Entre os principais desafios estruturais do setor está o greening, doença bacteriana transmitida pelo psilídeo que compromete o desenvolvimento das plantas, reduz a produtividade e a qualidade dos frutos e pode antecipar a erradicação dos pomares.

Na safra 2025/26, a doença teria impedido a colheita de 49,6 milhões de caixas. Considerando um preço médio de referência de R$ 37 por caixa, o impacto estimado alcançou aproximadamente R$ 1,8 bilhão em receita bruta no campo.

A incidência de greening no cinturão citrícola chegou a 47,6% em 2025/26, maior nível da série recente. Os índices foram ainda mais elevados no Sul, com 74%, e no Sudoeste, com 56%.

A pressão da doença vem estimulando a expansão dos plantios para novas regiões. Dados da Secretaria de Agricultura e Abastecimento de São Paulo indicam que cerca de 50% das mudas produzidas no estado foram destinadas a municípios fora do cinturão citrícola. Entre essas mudas, 49% foram para Minas Gerais, 28% para Mato Grosso do Sul, 10% para o Paraná, 7% para Goiás e 6% para outros estados.

A estratégia, porém, não elimina o risco fitossanitário. No Norte do cinturão, a incidência de greening aumentou de 6% em 2022/23 para 31% em 2025/26. No Noroeste, passou de 8% para 20% no mesmo período.

Próxima safra terá bienalidade positiva, mas clima permanece como risco

Para o próximo ciclo, a expectativa de bienalidade positiva tende a favorecer uma produção maior.
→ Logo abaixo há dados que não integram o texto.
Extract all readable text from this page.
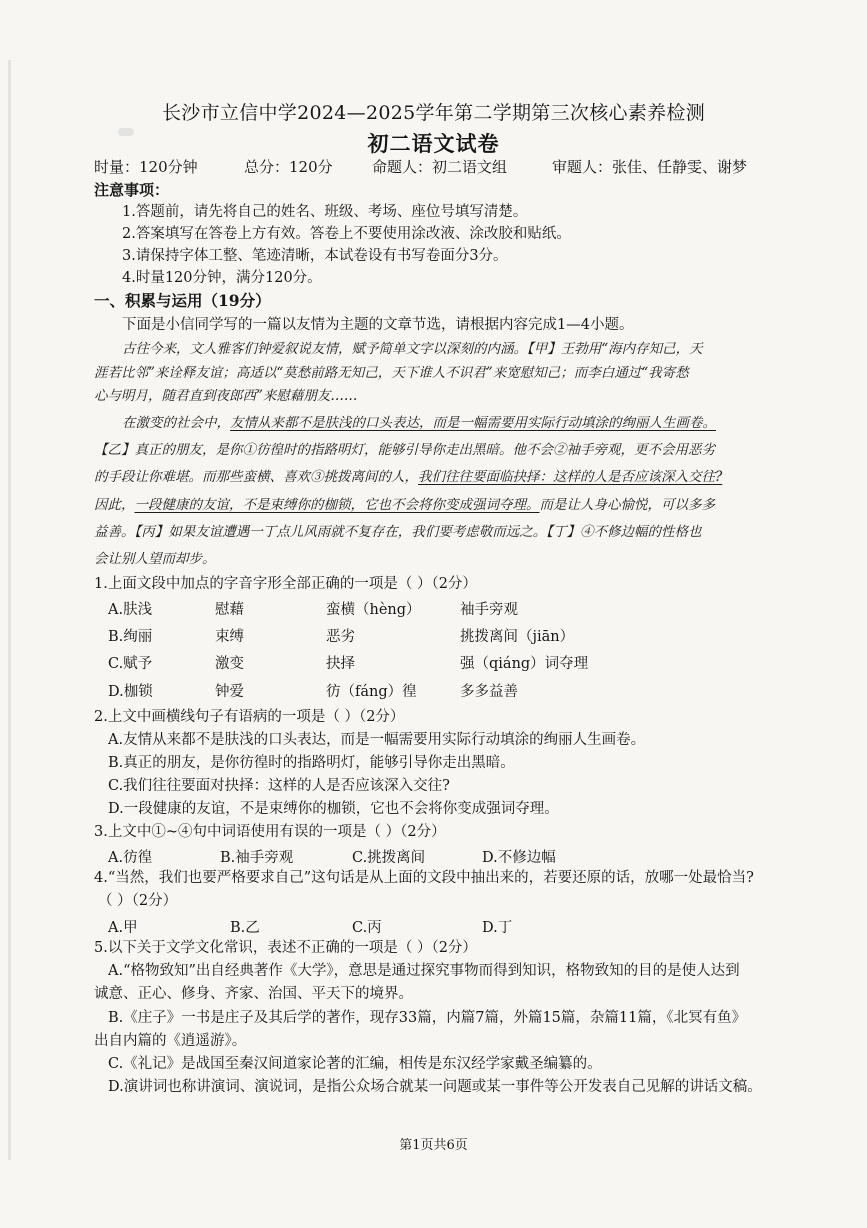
长沙市立信中学2024—2025学年第二学期第三次核心素养检测
初二语文试卷
时量：120分钟	总分：120分	命题人：初二语文组	审题人：张佳、任静雯、谢梦
注意事项：
1.答题前，请先将自己的姓名、班级、考场、座位号填写清楚。
2.答案填写在答卷上方有效。答卷上不要使用涂改液、涂改胶和贴纸。
3.请保持字体工整、笔迹清晰，本试卷设有书写卷面分3分。
4.时量120分钟，满分120分。
一、积累与运用（19分）
下面是小信同学写的一篇以友情为主题的文章节选，请根据内容完成1—4小题。
古往今来，文人雅客们钟爱叙说友情，赋予简单文字以深刻的内涵。【甲】王勃用“海内存知己，天
涯若比邻”来诠释友谊；高适以“莫愁前路无知己，天下谁人不识君”来宽慰知己；而李白通过“我寄愁
心与明月，随君直到夜郎西”来慰藉朋友……
在激变的社会中，友情从来都不是肤浅的口头表达，而是一幅需要用实际行动填涂的绚丽人生画卷。
【乙】真正的朋友，是你①彷徨时的指路明灯，能够引导你走出黑暗。他不会②袖手旁观，更不会用恶劣
的手段让你难堪。而那些蛮横、喜欢③挑拨离间的人，我们往往要面临抉择：这样的人是否应该深入交往?
因此，一段健康的友谊，不是束缚你的枷锁，它也不会将你变成强词夺理。而是让人身心愉悦，可以多多
益善。【丙】如果友谊遭遇一丁点儿风雨就不复存在，我们要考虑敬而远之。【丁】④不修边幅的性格也
会让别人望而却步。
1.上面文段中加点的字音字形全部正确的一项是（ ）（2分）
A.肤浅	慰藉	蛮横（hèng）	袖手旁观
B.绚丽	束缚	恶劣	挑拨离间（jiān）
C.赋予	激变	抉择	强（qiáng）词夺理
D.枷锁	钟爱	彷（fáng）徨	多多益善
2.上文中画横线句子有语病的一项是（ ）（2分）
A.友情从来都不是肤浅的口头表达，而是一幅需要用实际行动填涂的绚丽人生画卷。
B.真正的朋友，是你彷徨时的指路明灯，能够引导你走出黑暗。
C.我们往往要面对抉择：这样的人是否应该深入交往?
D.一段健康的友谊，不是束缚你的枷锁，它也不会将你变成强词夺理。
3.上文中①~④句中词语使用有误的一项是（ ）（2分）
A.彷徨	B.袖手旁观	C.挑拨离间	D.不修边幅
4.“当然，我们也要严格要求自己”这句话是从上面的文段中抽出来的，若要还原的话，放哪一处最恰当?
（ ）（2分）
A.甲	B.乙	C.丙	D.丁
5.以下关于文学文化常识，表述不正确的一项是（ ）（2分）
A.“格物致知”出自经典著作《大学》，意思是通过探究事物而得到知识，格物致知的目的是使人达到
诚意、正心、修身、齐家、治国、平天下的境界。
B.《庄子》一书是庄子及其后学的著作，现存33篇，内篇7篇，外篇15篇，杂篇11篇，《北冥有鱼》
出自内篇的《逍遥游》。
C.《礼记》是战国至秦汉间道家论著的汇编，相传是东汉经学家戴圣编纂的。
D.演讲词也称讲演词、演说词，是指公众场合就某一问题或某一事件等公开发表自己见解的讲话文稿。
第1页共6页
O cenário, entretanto, permanece condicionado ao clima e à evolução do greening.

A análise do Itaú BBA aponta que um eventual El Niño forte ou muito forte pode aumentar a irregularidade climática e favorecer períodos de temperaturas elevadas. O risco é particularmente relevante entre setembro e novembro, durante a fase crítica de florada, quando condições adversas podem comprometer o potencial produtivo antes mesmo do desenvolvimento dos frutos.

Assim, a citricultura entra em uma fase de maior seletividade econômica. Com preços menos remuneradores, custos elevados e desafios fitossanitários crescentes, escala, irrigação, sanidade dos pomares, tecnologia e eficiência operacional tendem a ganhar ainda mais importância para a manutenção da rentabilidade.